An olive branch. Paris is not going to let this opportunity slip through her fingers. This opportunity to expand her network of allies, obviously; not an opportunity for friendship. If she wants to be the youngest Head Agent in history she does not have time for friendship. 

“Thank you,” Paris offers in return. Rory smiles, ducking her head like she knows the full power of that smile has the power to destroy Paris.

She makes a mental note to remind herself that she does not have time for friendship every time Rory smiles at her like that.

 

***

 

Louise is perching on the arm of the couch in Rory’s living room. Madeline is sitting next to her, leaning against her side. Paris has not stopped pacing since they arrived ten minutes ago, out of the blue, not once. Not even to sit down.

Rory is still not sure how to handle this bleeding of her Chilton life into her Stars Hollow life, but she knows it would help if Paris just sat down. Neither of them are making eye contact, so she has to make do with knowing looks from Madeline and Louise.

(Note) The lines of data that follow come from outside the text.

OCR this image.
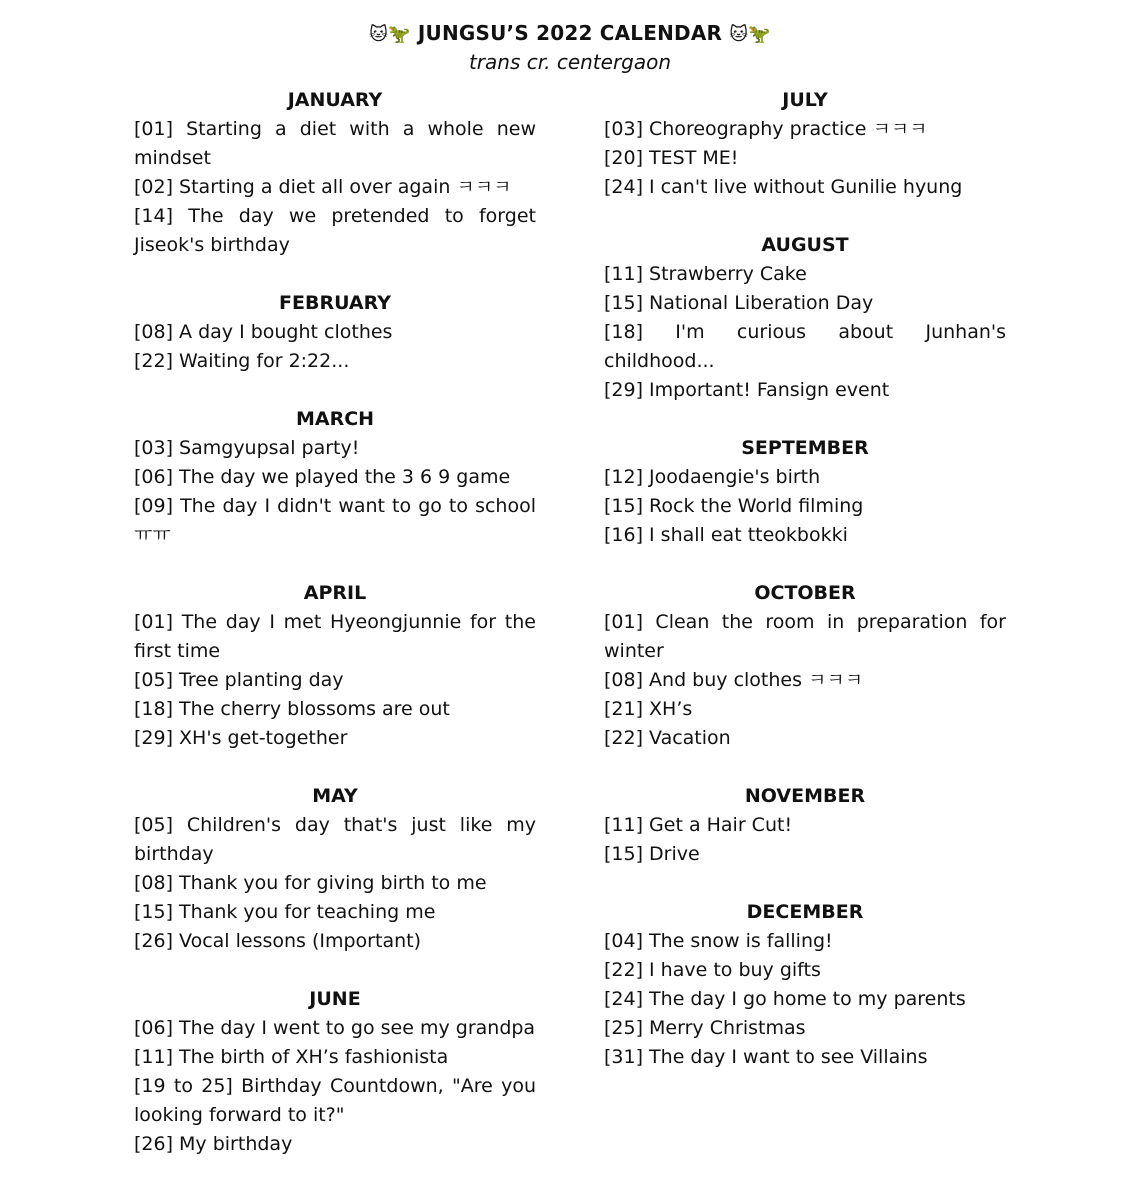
🐱🦖 JUNGSU’S 2022 CALENDAR 🐱🦖
trans cr. centergaon
JANUARY
[01] Starting a diet with a whole new mindset
[02] Starting a diet all over again ㅋㅋㅋ
[14] The day we pretended to forget Jiseok's birthday
FEBRUARY
[08] A day I bought clothes
[22] Waiting for 2:22...
MARCH
[03] Samgyupsal party!
[06] The day we played the 3 6 9 game
[09] The day I didn't want to go to school ㅠㅠ
APRIL
[01] The day I met Hyeongjunnie for the first time
[05] Tree planting day
[18] The cherry blossoms are out
[29] XH's get-together
MAY
[05] Children's day that's just like my birthday
[08] Thank you for giving birth to me
[15] Thank you for teaching me
[26] Vocal lessons (Important)
JUNE
[06] The day I went to go see my grandpa
[11] The birth of XH’s fashionista
[19 to 25] Birthday Countdown, "Are you looking forward to it?"
[26] My birthday
JULY
[03] Choreography practice ㅋㅋㅋ
[20] TEST ME!
[24] I can't live without Gunilie hyung
AUGUST
[11] Strawberry Cake
[15] National Liberation Day
[18] I'm curious about Junhan's childhood...
[29] Important! Fansign event
SEPTEMBER
[12] Joodaengie's birth
[15] Rock the World filming
[16] I shall eat tteokbokki
OCTOBER
[01] Clean the room in preparation for winter
[08] And buy clothes ㅋㅋㅋ
[21] XH’s
[22] Vacation
NOVEMBER
[11] Get a Hair Cut!
[15] Drive
DECEMBER
[04] The snow is falling!
[22] I have to buy gifts
[24] The day I go home to my parents
[25] Merry Christmas
[31] The day I want to see Villains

Her mom isn’t helping. Darting in and out of the kitchen with bowls pilled high with all the junk food in the house, pulling funny hats out of the piles of donations that keep threatening to swallow their house and putting on funny voices to entertain three budding spies who a year ago seemed determined to make Rory’s life a living hell. Every time Lorelai pops back into the room Rory has to redirect the conversation, which is not helping her get to the bottom of _why they are here in the first place._

She glares at her, gesturing her back to the kitchen. Lorelai pokes her tongue out, but thankfully, thankfully complies.

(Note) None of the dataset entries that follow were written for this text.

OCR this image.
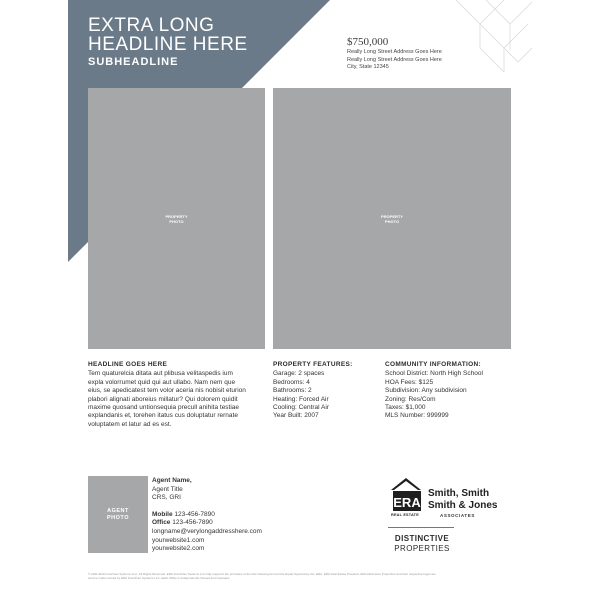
EXTRA LONG
HEADLINE HERE
SUBHEADLINE
$750,000
Really Long Street Address Goes Here
Really Long Street Address Goes Here
City, State 12345
PROPERTY
PHOTO
PROPERTY
PHOTO
HEADLINE GOES HERE
Tem quaturelcia ditata aut plibusa velitaspedis ium
expla volorrumet quid qui aut ullabo. Nam nem que
eius, se apedicatest tem volor aceria nis nobisit eturion
plabori alignati aboreius millatur? Qui dolorem quidit
maxime quosand untionsequia precull anihita testiae
explandanis et, torehen itatus cus doluptatur rernate
voluptatem et latur ad es est.
PROPERTY FEATURES:
Garage: 2 spaces
Bedrooms: 4
Bathrooms: 2
Heating: Forced Air
Cooling: Central Air
Year Built: 2007
COMMUNITY INFORMATION:
School District: North High School
HOA Fees: $125
Subdivision: Any subdivision
Zoning: Res/Com
Taxes: $1,000
MLS Number: 999999
AGENT
PHOTO
Agent Name,
Agent Title
CRS, GRI
Mobile 123-456-7890
Office 123-456-7890
longname@verylongaddresshere.com
yourwebsite1.com
yourwebsite2.com
ERA
REAL ESTATE
Smith, Smith
Smith & Jones
ASSOCIATES
DISTINCTIVE
PROPERTIES
© 2021 ERA Franchise Systems LLC. All Rights Reserved. ERA Franchise Systems LLC fully supports the principles of the Fair Housing Act and the Equal Opportunity Act. ERA, ERA Real Estate Powered, ERA Distinctive Properties and their respective logos are
service marks owned by ERA Franchise Systems LLC. Each Office is Independently Owned and Operated.
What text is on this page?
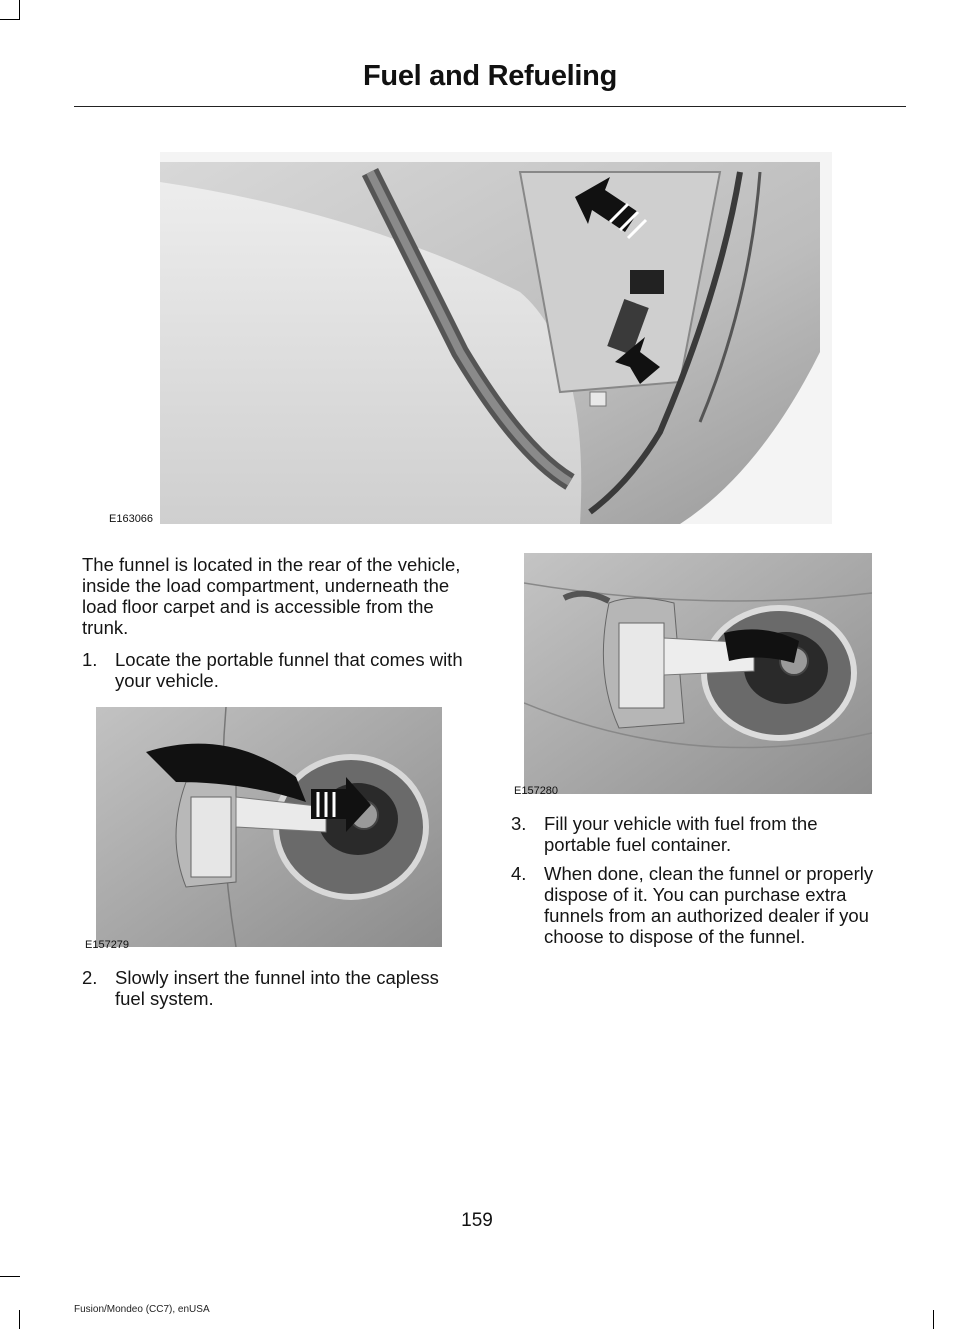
Fuel and Refueling
E163066
The funnel is located in the rear of the vehicle, inside the load compartment, underneath the load floor carpet and is accessible from the trunk.
1. Locate the portable funnel that comes with your vehicle.
E157279
2. Slowly insert the funnel into the capless fuel system.
E157280
3. Fill your vehicle with fuel from the portable fuel container.
4. When done, clean the funnel or properly dispose of it. You can purchase extra funnels from an authorized dealer if you choose to dispose of the funnel.
159
Fusion/Mondeo (CC7), enUSA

“I find your mom fascinating,” Louise says, watching her go with a calculated look.

“If you’re seducing Lorelai Gilmore, I want in,” Madeline says. A little too loud if the snort from the kitchen is anything to go by.

“Of course you’re in. You think I’d seduce my girlfriend’s hero without my girlfriend?” They smile at each other, Louise sincere in a way she never is outside of their bubble. It’s a little off putting. 

“Okay, instead of talking about plans you are never, ever, going to put in motion, can you tell me why you’re here?” Rory asks, for the third time, still refusing to look Paris in the eye.

Because Paris is in Stars Hollow. Paris, who lives and breathes espionage, sticks out like a missing thumb in her small town. Stars Hollow is so full of colour sometimes it hurts to look, and Paris looks like negative space she’s so used to hiding. A colourful Paris is a little difficult to wrap her head around though.

“We,” Louise says, pointing to herself and Madeline with great import and a heavy handedness she seems to revel in, “are leaving. We just wanted to meet the ineffable Lorelai.”

She hops to her feet, and offers her hand to Madeline, who uncurls like a particularly graceful cat. They wander into the kitchen, exchange some muffled words with Lorelai, and then just as suddenly as they arrived they’re gone. And she is alone in her living room with Paris.

She doesn’t have to wait long for Paris to break the silence. Paris is about as good at silences as Lorelai. 

“You know the Winslow party?” Paris asks, still looking at her hands.

“The one they’re using as a live recon mission? Sure, I know about it.” It’s all anyone at Chilton’s been talking about for weeks. They’re sending a handful of juniors and seniors along to a swanky fundraiser to see how well they do outside of the classroom, where variables aren’t generated beforehand, and controls are non existent. Everyone wants to be chosen. 

“Charleston’s decided to send me in.” From her tone, and general demeanour, Rory had been expecting to hear Paris’ application had been rejected. To say she’s wrong-footed would be putting it lightly.

“But that’s good news, isn’t it? You’ve been talking about it for weeks.”

“He wants me to go in undercover. Nice dress, hair and make up, actually attend the party! I don’t do parties, Rory. I don’t do social interactions. Not like this one.” Paris is working herself up to full rant mode, and she’ll explode all over Stars Hollow if Rory doesn’t jump in soon. She reaches out, instinctively, and puts her hand on Paris’ shoulder. Before her brain has time to catch up with the gesture, she squeezes.

Instead of flinching back from the touch, like Rory expects, Paris seems to melt into it. Her shoulders drop, the fire leaves her expression, and Rory hates this. Hates that Paris can look so dejected. Hates that she doesn’t immediately have a way to fix this situation. She’s no good at rousing speeches, or sly manipulation. Sincerity is her strength. Rory goes with it.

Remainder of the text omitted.